Summary: no way to timeout new connect attempts for replication sockets
Product: Tomcat 5 Reporter: Casey Lucas <clucas>
Component: Catalina:ClusterAssignee: Tomcat Developers Mailing List <dev>
Status: RESOLVED FIXED    
Severity: normal    
Priority: P2    
Version: 5.5.23   
Target Milestone: ---   
Hardware: Sun   
OS: Solaris   
Attachments: diff to use Socket.connect with timeout parameter

Description Casey Lucas 2007-06-18 06:46:37 UTC
While testing clustering in our lab we noticed that when connectivity to one of
the cluster members was lost by pulling the network cable (serving replication
traffic), the entire cluster would become unresponsive.  We were pulling the
network cable to simulate catastrophic switch port failure or interface failure.
We were testing under load, using synchronous replication.  We found that
existing replication sockets would honor our timeout (ackTimeout)
configurations, but new connections established because of pool growth or
retries would not timeout socket connect attempts.  Because of not having a
timeout, requests would backlog and effectively bring the cluster down.

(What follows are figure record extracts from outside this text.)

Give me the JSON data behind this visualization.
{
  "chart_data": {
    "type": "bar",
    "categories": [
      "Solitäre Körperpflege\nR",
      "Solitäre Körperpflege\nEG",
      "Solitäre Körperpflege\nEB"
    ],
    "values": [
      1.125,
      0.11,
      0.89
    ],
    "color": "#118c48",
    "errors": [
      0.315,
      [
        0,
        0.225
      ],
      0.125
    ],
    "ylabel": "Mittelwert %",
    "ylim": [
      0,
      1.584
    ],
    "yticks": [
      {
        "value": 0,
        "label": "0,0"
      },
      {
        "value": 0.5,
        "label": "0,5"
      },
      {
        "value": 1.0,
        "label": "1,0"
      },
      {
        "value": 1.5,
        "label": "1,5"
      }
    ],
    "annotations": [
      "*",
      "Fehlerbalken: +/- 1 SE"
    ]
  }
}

Theoretically, this connection establishment problem exists for all users of the
DataSender class.
Comment 1 Casey Lucas 2007-06-18 06:50:37 UTC
Created attachment 20366 [details]
diff to use Socket.connect with timeout parameter

Our fix was to change DataSender.createSocket to use the ackTimeout for
connection establishment.  This fix will only work with jdk 1.4 or higher.
Comment 2 Peter Rossbach 2007-06-20 05:58:00 UTC
Thanks for the report. This has been fixed in svn and will be in 5.5.25.
Peter